In contrast, there are currently no such vaccination requirements for cats in California.  Further, many cats do not wear collars, as their owners seldom walk them through the neighborhood and many cats do not like collars.  Some cats are housebound, but many cats come and go outside on their own. Where will you attach the license?  If you are a cat owner, do you have records of having your animal spayed or neutered or microchipped in the past?  Even feral cats have a place in our semi-rural environment because they help keep the rodent population under control.

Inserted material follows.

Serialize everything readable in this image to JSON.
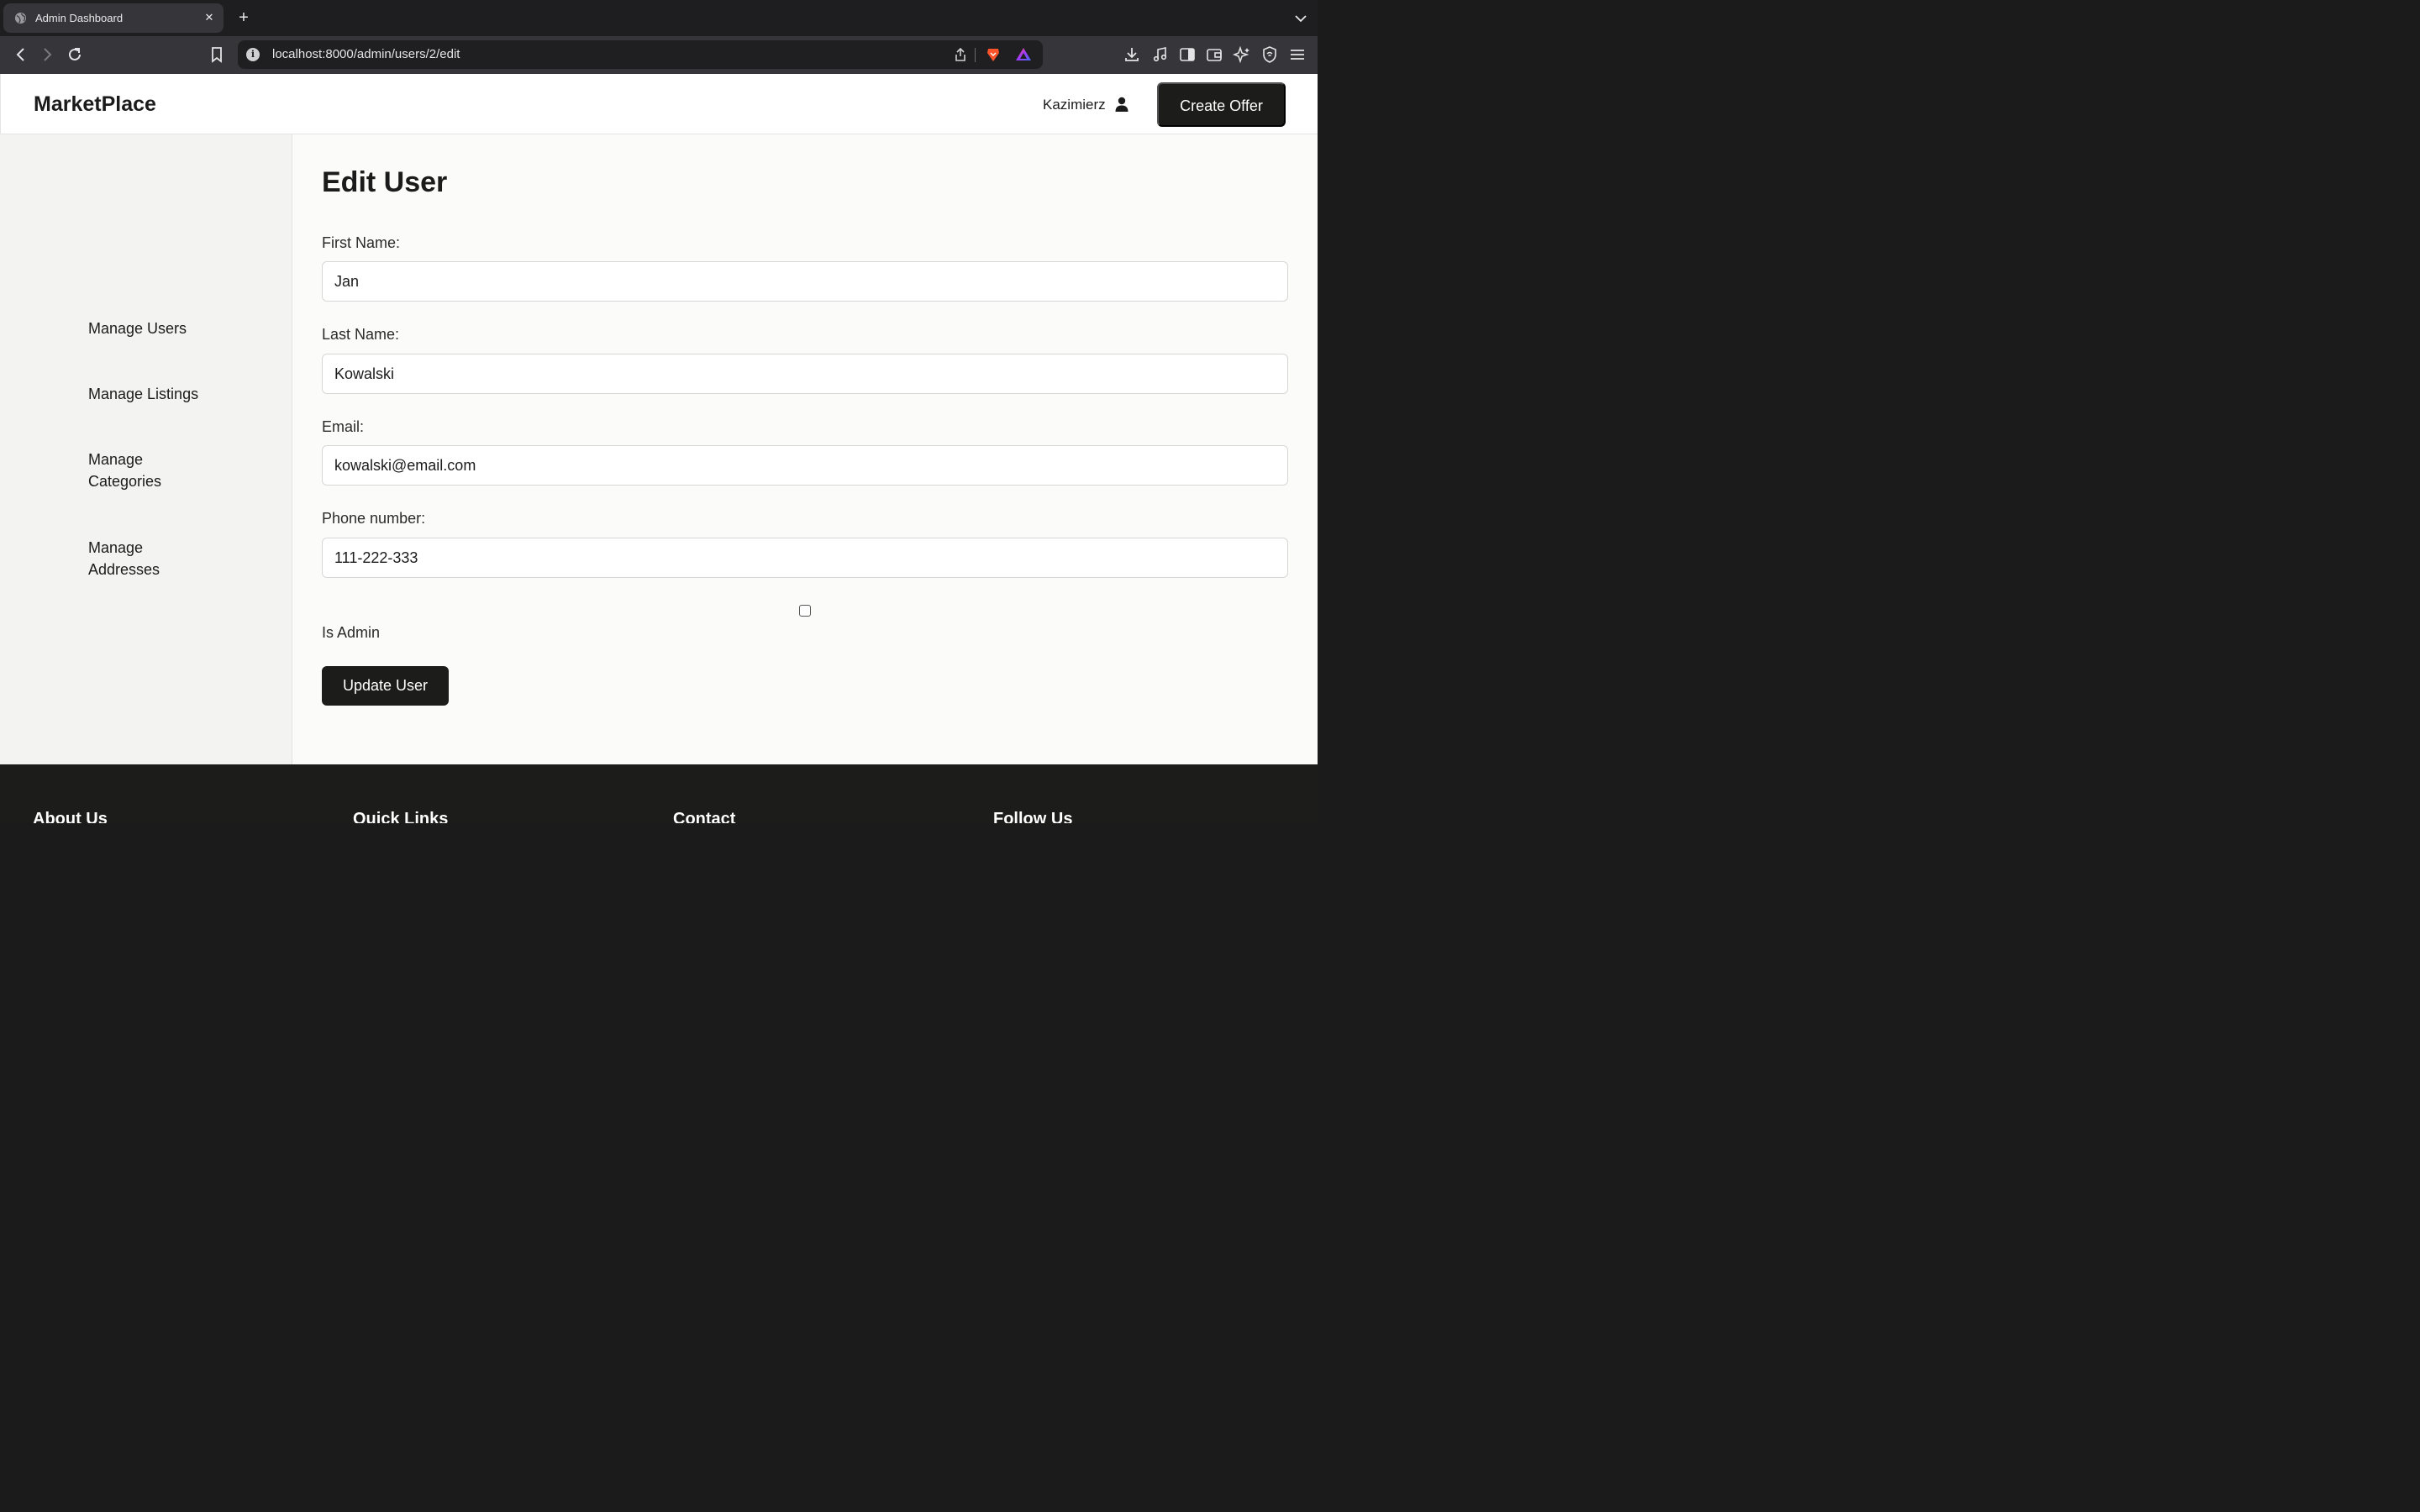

Lastly, there is great debate over the appropriate age to spay or neuter a cat or dog. Based on the information received by the Council there is some controversy on this issue in the veterinary community. There is a contention that spaying and neutering too early can cause physical injuries and disease to the animal later in life. If the City arbitrarily requires all animals to be spayed or neutered by 4 months of age, could the City be liable for damages if that animal becomes ill or disabled later on?  Wouldn’t it be best for the pet owner and their vet to make the decision on when to spay and neuter and thereby assume all the responsibility for doing so?

Right now, the City of Santa Paula has no information about animal control or obtaining licenses on the website. Animal Control is staffed by one person who answers calls and is very busy.  Figuring out which residents have cats and how many cats, creating a new database for them, creating and sending out license applications and licenses, modifying the database for dogs, creating breeding permits, administering breeding tests, and enforcing these new programs is well beyond the capacity of one person.  

The City of Santa Paula has many callenges, and while reducing the animal population is a laudable goal, it may not be the most pressing issue that warrants additional fees from the public. Is this more important than fixing our streets, dealing with police and fire department issues or working to restore the services that have been cut? Before the City moves forward, we ought to know the total annual extra cost to the City for the program and total costs to be imposed on our residents by such an ordinance. There is still time to let your opinion be known – in particular to those voting to proceed with the ordinance—Mayor Hernandez, and Councilmen Tovias and Procter.